A landmark discovery linking intestinal bacteria to the success of immunotherapy has been recognized with the €350,000 Bial Award in Biomedicine, underscoring the microbiome’s growing role in cancer research.
The Bial Foundation has awarded its 2025 Bial Award in Biomedicine to an international team of 48 researchers whose work reshaped understanding of why some cancer patients respond to immunotherapy while others do not. The €350,000 prize recognizes a study published in Science that identified the gut microbiome as a decisive factor in the effectiveness of PD-1–based immunotherapy for epithelial tumors.
Led by French scientists Laurence Zitvogel and Guido Kroemer, the research examined how the diversity and composition of bacteria in the human intestine influence treatment outcomes. Immunotherapy has transformed oncology by enabling the immune system to detect and attack cancer cells, offering new hope to patients with previously limited options. Yet more than half of patients develop resistance, a challenge that has puzzled clinicians for years.

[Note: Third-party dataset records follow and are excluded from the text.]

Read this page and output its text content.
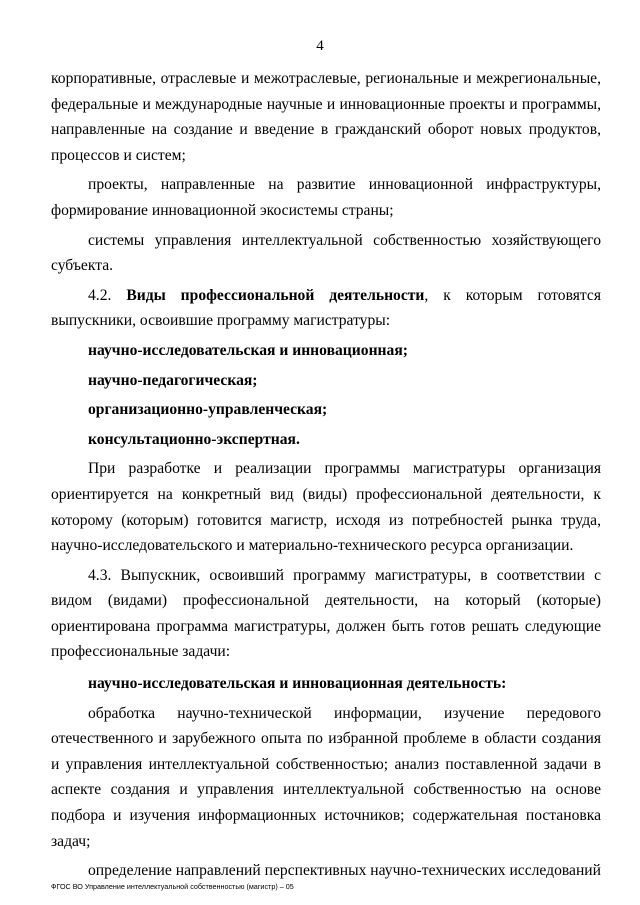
4

корпоративные, отраслевые и межотраслевые, региональные и межрегиональные, федеральные и международные научные и инновационные проекты и программы, направленные на создание и введение в гражданский оборот новых продуктов, процессов и систем;

проекты, направленные на развитие инновационной инфраструктуры, формирование инновационной экосистемы страны;

системы управления интеллектуальной собственностью хозяйствующего субъекта.

4.2. Виды профессиональной деятельности, к которым готовятся выпускники, освоившие программу магистратуры:

научно-исследовательская и инновационная;

научно-педагогическая;

организационно-управленческая;

консультационно-экспертная.

При разработке и реализации программы магистратуры организация ориентируется на конкретный вид (виды) профессиональной деятельности, к которому (которым) готовится магистр, исходя из потребностей рынка труда, научно-исследовательского и материально-технического ресурса организации.

4.3. Выпускник, освоивший программу магистратуры, в соответствии с видом (видами) профессиональной деятельности, на который (которые) ориентирована программа магистратуры, должен быть готов решать следующие профессиональные задачи:

научно-исследовательская и инновационная деятельность:

обработка научно-технической информации, изучение передового отечественного и зарубежного опыта по избранной проблеме в области создания и управления интеллектуальной собственностью; анализ поставленной задачи в аспекте создания и управления интеллектуальной собственностью на основе подбора и изучения информационных источников; содержательная постановка задач;

определение направлений перспективных научно-технических исследований

ФГОС ВО Управление интеллектуальной собственностью (магистр) – 05
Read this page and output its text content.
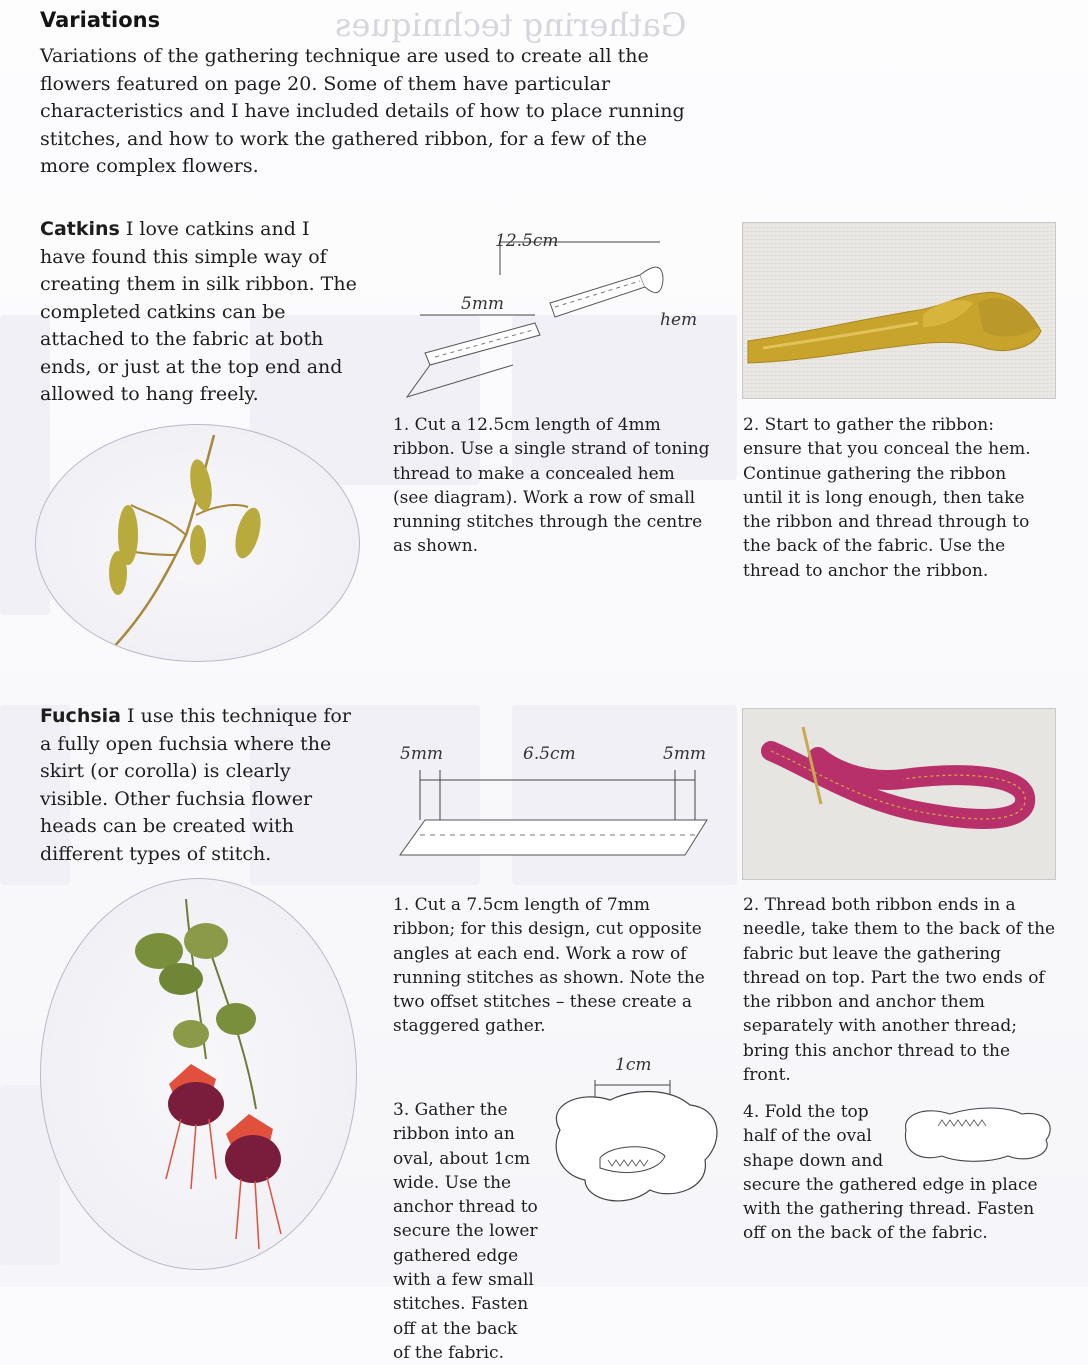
Gathering techniques
Variations
Variations of the gathering technique are used to create all the flowers featured on page 20. Some of them have particular characteristics and I have included details of how to place running stitches, and how to work the gathered ribbon, for a few of the more complex flowers.
Catkins I love catkins and I have found this simple way of creating them in silk ribbon. The completed catkins can be attached to the fabric at both ends, or just at the top end and allowed to hang freely.
12.5cm
5mm
hem
1. Cut a 12.5cm length of 4mm ribbon. Use a single strand of toning thread to make a concealed hem (see diagram). Work a row of small running stitches through the centre as shown.
2. Start to gather the ribbon: ensure that you conceal the hem. Continue gathering the ribbon until it is long enough, then take the ribbon and thread through to the back of the fabric. Use the thread to anchor the ribbon.
Fuchsia I use this technique for a fully open fuchsia where the skirt (or corolla) is clearly visible. Other fuchsia flower heads can be created with different types of stitch.
5mm	6.5cm	5mm
1. Cut a 7.5cm length of 7mm ribbon; for this design, cut opposite angles at each end. Work a row of running stitches as shown. Note the two offset stitches – these create a staggered gather.
2. Thread both ribbon ends in a needle, take them to the back of the fabric but leave the gathering thread on top. Part the two ends of the ribbon and anchor them separately with another thread; bring this anchor thread to the front.
3. Gather the ribbon into an oval, about 1cm wide. Use the anchor thread to secure the lower gathered edge with a few small stitches. Fasten off at the back of the fabric.
1cm
4. Fold the top half of the oval shape down and secure the gathered edge in place with the gathering thread. Fasten off on the back of the fabric.
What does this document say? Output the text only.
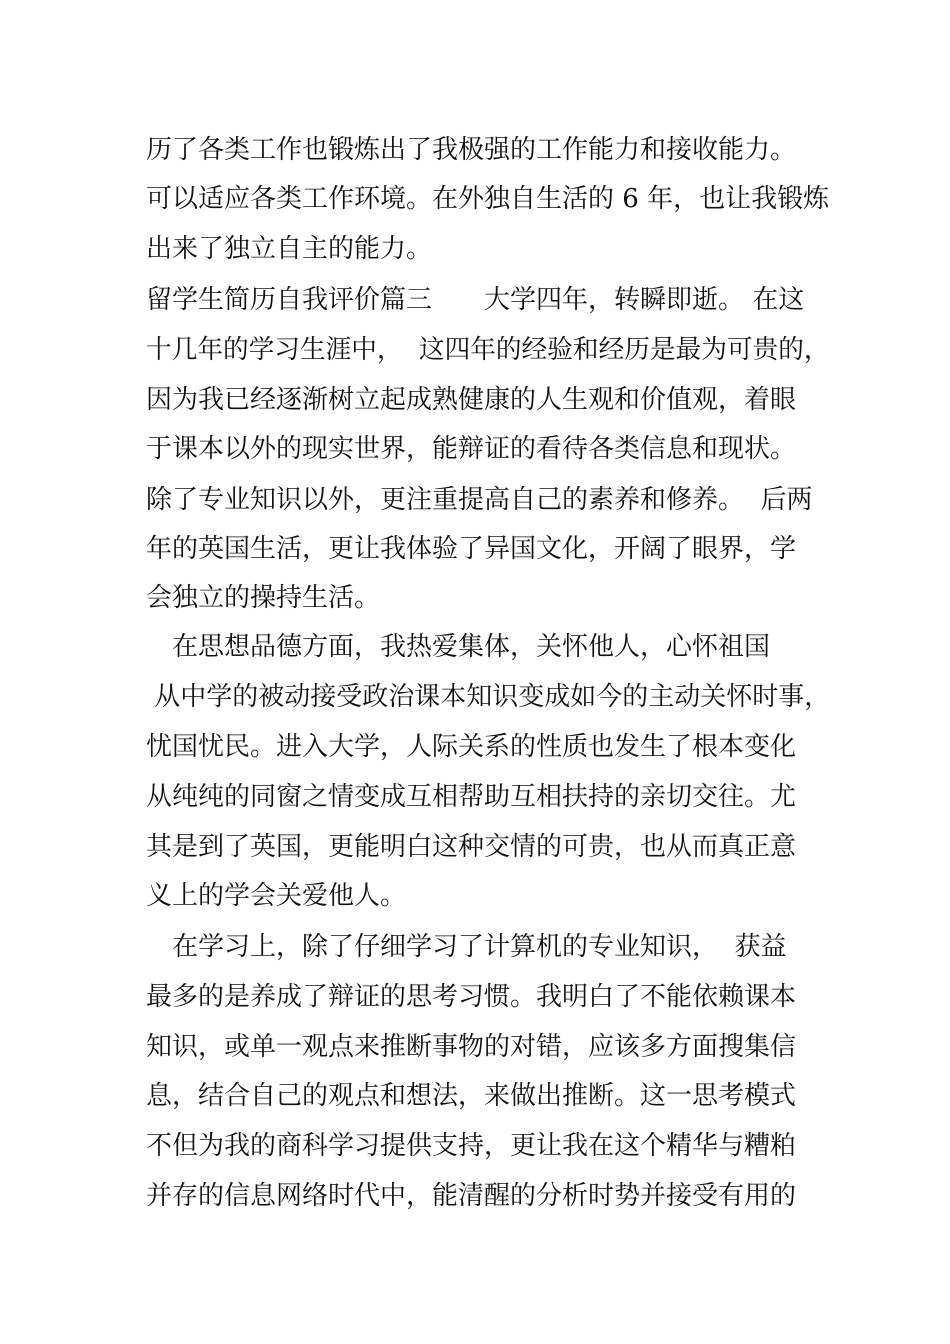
历了各类工作也锻炼出了我极强的工作能力和接收能力。
可以适应各类工作环境。在外独自生活的 6 年，也让我锻炼
出来了独立自主的能力。
留学生简历自我评价篇三　　大学四年，转瞬即逝。 在这
十几年的学习生涯中，  这四年的经验和经历是最为可贵的，
因为我已经逐渐树立起成熟健康的人生观和价值观，着眼
于课本以外的现实世界，能辩证的看待各类信息和现状。
除了专业知识以外，更注重提高自己的素养和修养。  后两
年的英国生活，更让我体验了异国文化，开阔了眼界，学
会独立的操持生活。
　在思想品德方面，我热爱集体，关怀他人，心怀祖国
从中学的被动接受政治课本知识变成如今的主动关怀时事，
忧国忧民。进入大学，人际关系的性质也发生了根本变化
从纯纯的同窗之情变成互相帮助互相扶持的亲切交往。尤
其是到了英国，更能明白这种交情的可贵，也从而真正意
义上的学会关爱他人。
　在学习上，除了仔细学习了计算机的专业知识，  获益
最多的是养成了辩证的思考习惯。我明白了不能依赖课本
知识，或单一观点来推断事物的对错，应该多方面搜集信
息，结合自己的观点和想法，来做出推断。这一思考模式
不但为我的商科学习提供支持，更让我在这个精华与糟粕
并存的信息网络时代中，能清醒的分析时势并接受有用的
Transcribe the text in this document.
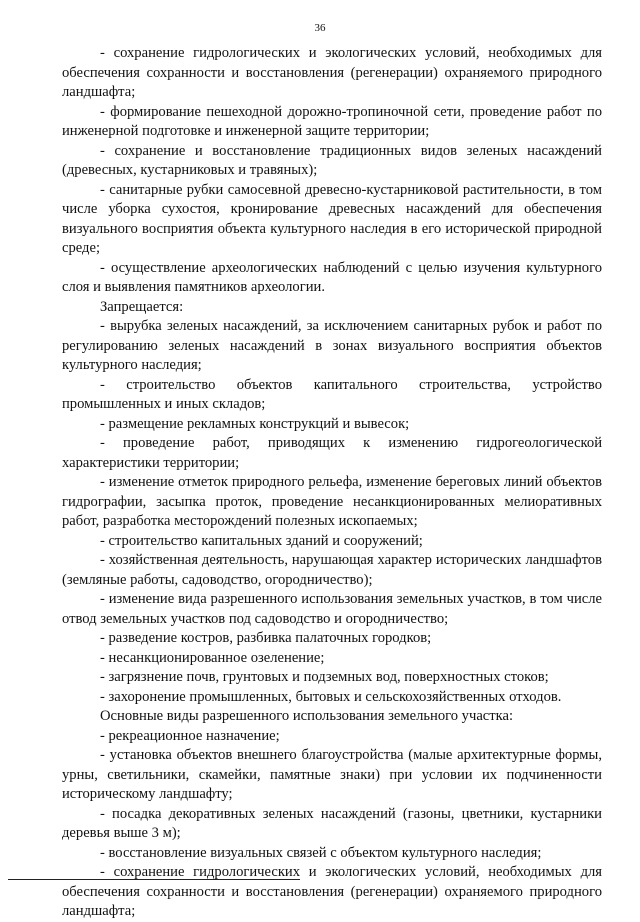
36

- сохранение гидрологических и экологических условий, необходимых для обеспечения сохранности и восстановления (регенерации) охраняемого природного ландшафта;

- формирование пешеходной дорожно-тропиночной сети, проведение работ по инженерной подготовке и инженерной защите территории;

- сохранение и восстановление традиционных видов зеленых насаждений (древесных, кустарниковых и травяных);

- санитарные рубки самосевной древесно-кустарниковой растительности, в том числе уборка сухостоя, кронирование древесных насаждений для обеспечения визуального восприятия объекта культурного наследия в его исторической природной среде;

- осуществление археологических наблюдений с целью изучения культурного слоя и выявления памятников археологии.

Запрещается:

- вырубка зеленых насаждений, за исключением санитарных рубок и работ по регулированию зеленых насаждений в зонах визуального восприятия объектов культурного наследия;

- строительство объектов капитального строительства, устройство промышленных и иных складов;

- размещение рекламных конструкций и вывесок;

- проведение работ, приводящих к изменению гидрогеологической характеристики территории;

- изменение отметок природного рельефа, изменение береговых линий объектов гидрографии, засыпка проток, проведение несанкционированных мелиоративных работ, разработка месторождений полезных ископаемых;

- строительство капитальных зданий и сооружений;

- хозяйственная деятельность, нарушающая характер исторических ландшафтов (земляные работы, садоводство, огородничество);

- изменение вида разрешенного использования земельных участков, в том числе отвод земельных участков под садоводство и огородничество;

- разведение костров, разбивка палаточных городков;

- несанкционированное озеленение;

- загрязнение почв, грунтовых и подземных вод, поверхностных стоков;

- захоронение промышленных, бытовых и сельскохозяйственных отходов.

Основные виды разрешенного использования земельного участка:

- рекреационное назначение;

- установка объектов внешнего благоустройства (малые архитектурные формы, урны, светильники, скамейки, памятные знаки) при условии их подчиненности историческому ландшафту;

- посадка декоративных зеленых насаждений (газоны, цветники, кустарники деревья выше 3 м);

- восстановление визуальных связей с объектом культурного наследия;

- сохранение гидрологических и экологических условий, необходимых для обеспечения сохранности и восстановления (регенерации) охраняемого природного ландшафта;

The study demonstrated that patients with greater gut bacterial diversity tend to experience better clinical outcomes. It also found that the use of antibiotics, which can reduce microbiota diversity, may impair the effectiveness of immunotherapy. By identifying specific bacterial species associated with improved responses, the researchers opened the door to strategies aimed at modulating the microbiome to enhance treatment success.
Since its publication in 2018, the work has been cited more than 5,800 times, reflecting its influence across oncology and microbiology. The findings have helped spur a wave of investigations into how diet, probiotics and microbiota-targeted interventions might complement cancer therapies, reframing the intestine not merely as a digestive organ but as an active participant in immune regulation.
The Bial Award, which drew nominations from 18 countries this year, has previously recognized research that later garnered global honors. By highlighting the intersection of microbiology and immunotherapy, this year’s selection underscores a broader shift in medicine: understanding cancer not only as a disease of rogue cells, but as one deeply intertwined with the ecosystems within the human body.